Isto acontece depois de Moscovo ter lançado, no início desta semana, um ataque maciço com drones e mísseis contra Kiev, que matou pelo menos 30 pessoas e atingiu mais de 20 locais em toda a cidade.
Forças ucranianas lançaram ataques contra infraestruturas petrolíferas nas imediações da cidade russa de São Petersburgo na noite de sexta-feira, anunciou o presidente Volodymyr Zelenskyy.
Numa publicação na rede social X, Zelenskyy afirmou que a Ucrânia atingiu "infraestruturas portuárias de petróleo que geram receitas para a guerra da Rússia".
"Registaram-se também ataques bem-sucedidos contra Kronstadt, um importante alvo militar. A distância à fronteira estatal da Ucrânia é superior a 850 quilómetros", acrescentou.
Alexander Drozdenko, governador da região russa de Leninegrado, tinha informado anteriormente que "várias dezenas" de drones ucranianos haviam sido intercetados sobre a região, tendo destroços caído sobre o porto de Vysotsk.
As forças russas lançaram, na manhã de sábado, os seus próprios ataques contra a região ucraniana de Poltava, tendo como alvo instalações de produção de gás do grupo Naftogaz, segundo Sergii Koretskyi, diretor executivo da empresa.
"Eclodiu um incêndio no local e as operações na instalação foram suspensas", escreveu Koretskyi no Facebook. "Ainda não é possível avaliar a extensão dos danos".
Os ataques russos atingiram também a cidade de Sumy, onde três pessoas, incluindo uma criança, morreram, segundo o Serviço de Emergência da Ucrânia.
As autoridades indicaram que 27 pessoas ficaram feridas, entre elas sete crianças. Equipas de emergência resgataram cinco pessoas de edifícios danificados.

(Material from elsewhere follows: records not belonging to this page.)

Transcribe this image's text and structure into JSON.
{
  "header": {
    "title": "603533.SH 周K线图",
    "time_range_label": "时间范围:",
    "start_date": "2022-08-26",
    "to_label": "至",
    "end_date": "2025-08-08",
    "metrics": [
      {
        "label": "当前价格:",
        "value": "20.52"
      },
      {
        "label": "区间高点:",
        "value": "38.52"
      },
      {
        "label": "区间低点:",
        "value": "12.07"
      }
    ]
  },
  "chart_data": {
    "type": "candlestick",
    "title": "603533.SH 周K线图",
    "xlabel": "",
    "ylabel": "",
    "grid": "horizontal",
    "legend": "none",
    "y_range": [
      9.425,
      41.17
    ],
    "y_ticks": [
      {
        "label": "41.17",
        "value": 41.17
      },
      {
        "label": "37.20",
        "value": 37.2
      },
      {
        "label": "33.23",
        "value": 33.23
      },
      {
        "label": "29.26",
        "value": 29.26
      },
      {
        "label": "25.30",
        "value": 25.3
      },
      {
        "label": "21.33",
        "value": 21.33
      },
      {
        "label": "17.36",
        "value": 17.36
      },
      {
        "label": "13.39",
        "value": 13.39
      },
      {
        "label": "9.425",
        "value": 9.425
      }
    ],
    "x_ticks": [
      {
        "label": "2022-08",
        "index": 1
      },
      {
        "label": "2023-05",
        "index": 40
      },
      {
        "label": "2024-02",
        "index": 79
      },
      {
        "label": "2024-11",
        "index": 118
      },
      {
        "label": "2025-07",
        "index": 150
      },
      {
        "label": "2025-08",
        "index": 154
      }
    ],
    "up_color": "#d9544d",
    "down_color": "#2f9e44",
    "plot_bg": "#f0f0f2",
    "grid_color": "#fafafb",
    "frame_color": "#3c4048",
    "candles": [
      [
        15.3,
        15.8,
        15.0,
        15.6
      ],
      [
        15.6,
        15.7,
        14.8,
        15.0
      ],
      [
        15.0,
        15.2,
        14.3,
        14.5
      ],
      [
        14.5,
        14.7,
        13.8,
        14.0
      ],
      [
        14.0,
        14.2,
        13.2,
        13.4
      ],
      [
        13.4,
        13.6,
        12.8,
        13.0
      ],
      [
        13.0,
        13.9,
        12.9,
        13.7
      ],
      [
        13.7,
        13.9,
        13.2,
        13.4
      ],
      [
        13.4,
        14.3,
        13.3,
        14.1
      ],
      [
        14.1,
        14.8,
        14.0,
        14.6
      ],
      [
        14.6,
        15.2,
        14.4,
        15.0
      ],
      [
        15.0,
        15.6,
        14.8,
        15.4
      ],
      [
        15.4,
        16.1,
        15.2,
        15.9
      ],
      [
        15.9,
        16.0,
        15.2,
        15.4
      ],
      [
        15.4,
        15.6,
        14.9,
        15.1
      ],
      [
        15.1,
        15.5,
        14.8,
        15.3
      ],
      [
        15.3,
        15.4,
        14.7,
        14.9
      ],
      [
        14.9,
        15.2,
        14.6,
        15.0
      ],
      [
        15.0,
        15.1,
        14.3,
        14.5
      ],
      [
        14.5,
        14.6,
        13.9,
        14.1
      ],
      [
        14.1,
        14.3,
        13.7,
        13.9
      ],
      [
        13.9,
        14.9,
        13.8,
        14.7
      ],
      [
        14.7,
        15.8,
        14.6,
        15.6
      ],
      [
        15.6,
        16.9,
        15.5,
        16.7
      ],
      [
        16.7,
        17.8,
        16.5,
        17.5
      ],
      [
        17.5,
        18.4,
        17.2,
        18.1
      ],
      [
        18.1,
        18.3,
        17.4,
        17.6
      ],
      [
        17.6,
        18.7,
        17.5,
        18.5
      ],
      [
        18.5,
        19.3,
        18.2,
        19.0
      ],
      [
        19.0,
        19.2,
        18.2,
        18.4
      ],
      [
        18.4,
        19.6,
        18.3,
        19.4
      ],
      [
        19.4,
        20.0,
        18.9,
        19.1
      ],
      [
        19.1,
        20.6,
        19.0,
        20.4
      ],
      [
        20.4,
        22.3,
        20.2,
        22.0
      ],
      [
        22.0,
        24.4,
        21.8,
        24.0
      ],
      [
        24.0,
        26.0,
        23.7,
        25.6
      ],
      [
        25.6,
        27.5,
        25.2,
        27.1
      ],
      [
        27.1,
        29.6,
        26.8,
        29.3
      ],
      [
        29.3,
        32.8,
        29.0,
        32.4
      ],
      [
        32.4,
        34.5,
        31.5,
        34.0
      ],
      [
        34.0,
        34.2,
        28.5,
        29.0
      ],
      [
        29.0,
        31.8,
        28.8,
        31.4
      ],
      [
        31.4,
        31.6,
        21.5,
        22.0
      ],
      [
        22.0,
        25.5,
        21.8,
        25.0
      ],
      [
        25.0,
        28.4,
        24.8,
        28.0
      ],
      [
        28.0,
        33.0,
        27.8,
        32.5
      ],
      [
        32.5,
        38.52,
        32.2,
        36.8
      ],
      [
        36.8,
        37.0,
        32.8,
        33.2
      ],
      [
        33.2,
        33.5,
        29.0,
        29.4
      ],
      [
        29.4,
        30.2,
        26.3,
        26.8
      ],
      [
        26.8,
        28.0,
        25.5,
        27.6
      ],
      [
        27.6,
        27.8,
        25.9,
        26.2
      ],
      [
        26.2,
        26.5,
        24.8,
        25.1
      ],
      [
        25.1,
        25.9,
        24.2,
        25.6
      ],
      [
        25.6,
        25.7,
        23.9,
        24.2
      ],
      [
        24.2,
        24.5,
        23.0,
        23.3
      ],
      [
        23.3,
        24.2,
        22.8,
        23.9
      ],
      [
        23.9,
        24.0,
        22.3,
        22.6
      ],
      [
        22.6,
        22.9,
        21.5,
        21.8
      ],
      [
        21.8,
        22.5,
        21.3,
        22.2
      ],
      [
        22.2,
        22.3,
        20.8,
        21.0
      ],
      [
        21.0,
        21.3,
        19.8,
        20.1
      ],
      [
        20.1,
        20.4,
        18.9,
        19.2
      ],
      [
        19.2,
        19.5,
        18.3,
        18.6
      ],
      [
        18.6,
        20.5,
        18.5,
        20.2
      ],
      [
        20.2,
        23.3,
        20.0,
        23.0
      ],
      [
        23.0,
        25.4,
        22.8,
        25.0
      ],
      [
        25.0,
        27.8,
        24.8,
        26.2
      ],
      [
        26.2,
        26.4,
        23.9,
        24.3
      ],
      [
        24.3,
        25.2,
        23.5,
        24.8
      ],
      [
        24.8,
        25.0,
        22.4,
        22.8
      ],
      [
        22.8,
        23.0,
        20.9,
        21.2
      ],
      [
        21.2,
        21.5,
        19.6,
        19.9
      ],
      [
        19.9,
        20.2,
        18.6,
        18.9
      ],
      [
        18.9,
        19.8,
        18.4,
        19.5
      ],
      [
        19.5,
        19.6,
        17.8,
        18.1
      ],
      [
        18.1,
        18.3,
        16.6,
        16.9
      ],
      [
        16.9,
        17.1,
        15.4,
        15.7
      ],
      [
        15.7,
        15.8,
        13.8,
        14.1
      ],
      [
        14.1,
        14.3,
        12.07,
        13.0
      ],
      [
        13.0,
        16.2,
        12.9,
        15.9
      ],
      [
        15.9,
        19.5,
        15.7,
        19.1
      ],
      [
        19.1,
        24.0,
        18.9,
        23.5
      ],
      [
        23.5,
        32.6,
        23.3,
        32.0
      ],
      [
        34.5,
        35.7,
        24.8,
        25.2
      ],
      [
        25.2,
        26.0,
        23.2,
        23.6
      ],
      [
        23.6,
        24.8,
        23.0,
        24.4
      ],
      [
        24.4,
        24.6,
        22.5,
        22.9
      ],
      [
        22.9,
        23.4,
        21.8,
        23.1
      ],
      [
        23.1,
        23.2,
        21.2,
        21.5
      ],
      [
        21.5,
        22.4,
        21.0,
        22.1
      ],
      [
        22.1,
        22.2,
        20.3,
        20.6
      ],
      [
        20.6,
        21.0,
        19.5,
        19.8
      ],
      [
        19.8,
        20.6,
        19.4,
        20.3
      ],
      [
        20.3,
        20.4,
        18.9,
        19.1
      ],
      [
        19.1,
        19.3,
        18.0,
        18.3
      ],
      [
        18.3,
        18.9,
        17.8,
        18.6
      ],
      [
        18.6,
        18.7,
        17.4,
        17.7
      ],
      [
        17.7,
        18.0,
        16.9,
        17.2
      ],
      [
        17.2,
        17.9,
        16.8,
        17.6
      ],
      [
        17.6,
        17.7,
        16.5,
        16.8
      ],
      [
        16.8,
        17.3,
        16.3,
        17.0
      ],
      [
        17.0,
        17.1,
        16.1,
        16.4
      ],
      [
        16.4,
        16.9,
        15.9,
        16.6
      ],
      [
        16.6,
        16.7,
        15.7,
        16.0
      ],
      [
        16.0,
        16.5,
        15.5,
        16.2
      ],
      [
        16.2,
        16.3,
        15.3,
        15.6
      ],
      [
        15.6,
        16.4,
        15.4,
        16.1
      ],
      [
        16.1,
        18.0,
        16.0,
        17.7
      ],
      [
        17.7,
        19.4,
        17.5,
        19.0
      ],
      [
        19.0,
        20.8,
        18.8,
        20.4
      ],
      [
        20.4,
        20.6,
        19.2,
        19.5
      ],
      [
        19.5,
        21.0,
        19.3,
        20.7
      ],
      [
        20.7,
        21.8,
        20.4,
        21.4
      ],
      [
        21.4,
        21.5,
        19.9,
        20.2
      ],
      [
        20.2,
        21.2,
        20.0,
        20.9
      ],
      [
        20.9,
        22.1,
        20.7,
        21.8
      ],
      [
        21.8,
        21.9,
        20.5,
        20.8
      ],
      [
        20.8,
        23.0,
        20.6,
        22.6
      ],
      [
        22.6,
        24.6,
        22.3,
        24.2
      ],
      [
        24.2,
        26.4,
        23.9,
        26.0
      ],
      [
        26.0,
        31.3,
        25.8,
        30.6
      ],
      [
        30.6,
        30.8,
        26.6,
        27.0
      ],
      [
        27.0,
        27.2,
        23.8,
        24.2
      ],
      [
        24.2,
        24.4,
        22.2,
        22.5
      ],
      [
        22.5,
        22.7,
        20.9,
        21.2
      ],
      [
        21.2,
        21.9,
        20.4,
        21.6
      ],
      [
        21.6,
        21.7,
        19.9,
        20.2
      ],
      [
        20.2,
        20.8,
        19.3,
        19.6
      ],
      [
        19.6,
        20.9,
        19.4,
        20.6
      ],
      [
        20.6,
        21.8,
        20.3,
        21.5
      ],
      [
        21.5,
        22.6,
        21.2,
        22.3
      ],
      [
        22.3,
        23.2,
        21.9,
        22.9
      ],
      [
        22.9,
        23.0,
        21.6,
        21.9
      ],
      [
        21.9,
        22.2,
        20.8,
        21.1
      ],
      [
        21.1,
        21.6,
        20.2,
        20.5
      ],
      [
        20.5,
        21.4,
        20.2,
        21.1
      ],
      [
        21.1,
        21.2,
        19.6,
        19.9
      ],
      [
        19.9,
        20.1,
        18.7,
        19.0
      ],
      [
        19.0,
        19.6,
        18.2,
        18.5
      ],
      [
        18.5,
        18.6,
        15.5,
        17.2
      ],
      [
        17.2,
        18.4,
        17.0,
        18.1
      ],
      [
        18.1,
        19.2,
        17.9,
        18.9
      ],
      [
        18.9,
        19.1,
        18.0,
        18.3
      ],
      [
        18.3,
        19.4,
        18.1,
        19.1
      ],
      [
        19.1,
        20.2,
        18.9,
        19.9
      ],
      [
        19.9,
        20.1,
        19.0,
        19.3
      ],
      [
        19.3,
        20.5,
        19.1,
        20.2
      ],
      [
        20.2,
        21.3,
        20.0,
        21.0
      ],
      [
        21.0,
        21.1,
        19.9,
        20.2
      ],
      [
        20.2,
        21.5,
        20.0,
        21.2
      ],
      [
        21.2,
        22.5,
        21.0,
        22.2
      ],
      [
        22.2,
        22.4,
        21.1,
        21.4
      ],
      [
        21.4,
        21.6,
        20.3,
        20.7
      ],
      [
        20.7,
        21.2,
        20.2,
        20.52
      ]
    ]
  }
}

Na região de Odessa, um ataque russo feriu duas pessoas e incendiou um armazém destinado a produtos alimentares, segundo as autoridades.
Na região de Kherson, ataques russos atingiram as instalações de uma exploração avícola, provocando um grande incêndio num dos edifícios de produção, adiantaram responsáveis locais.
Os ataques ocorrem depois de Moscovo ter lançado, no início da semana, uma vaga maciça de drones e mísseis contra Kiev, que matou pelo menos 30 pessoas e atingiu mais de 20 locais em toda a capital.
O presidente da câmara de Kiev descreveu o ataque como a "ofensiva mais intensa" de Moscovo contra a cidade.
A Força Aérea ucraniana informou que a ofensiva envolveu 570 meios de ataque aéreo, incluindo quatro mísseis Zircon, 24 mísseis balísticos Iskander e 496 drones do tipo Shahed.
Kiev tem visado repetidamente o setor energético russo nos últimos meses, procurando aumentar a pressão sobre o presidente Vladimir Putin e sobre a economia russa.
Os ataques desencadearam uma crise de combustíveis em todo o país, bem como nas zonas ocupadas pela Rússia, com oferta limitada de gasolina.
Ucrânia nega captura de Kostyantynivka
Também no sábado, o porta-voz do exército de Kiev, Andriy Kovalyov, rejeitou afirmações russas de que a praça-forte oriental de Kostyantynivka tinha sido tomada, afirmando que a situação é "difícil", mas que as tropas estão a defender a localidade.
Zelenskyy classificou a alegação russa como uma "mentira", um dia depois do presidente Vladimir Putin ter surgido na televisão em uniforme militar a agradecer às suas forças pela tomada da cidade.
"Os defensores ucranianos continuam a manter as suas posições ao longo das linhas defensivas estabelecidas. A situação permanece difícil, mas está sob controlo das Forças de Defesa da Ucrânia", afirmou Kovalyov.
Reconheceu que as tropas russas tentaram tomar a cidade e conseguiram infiltrar-se nela em pequenos grupos.
"Registaram-se casos de pequenos grupos de infantaria (1–3 militares) que se infiltraram profundamente nas formações de combate das forças ucranianas. Na cidade decorrem operações de contrassabotagem das Forças de Defesa. As forças de ocupação estão a ser detetadas e neutralizadas", acrescentou Kovalyov.
Disse que, na sexta-feira, a Rússia levou a cabo "11 tentativas de assalto", mas que "não conseguiu qualquer avanço".
"O inimigo recorreu à divulgação de desinformação flagrante e de declarações falsas por parte dos seus mais altos responsáveis", afirmou.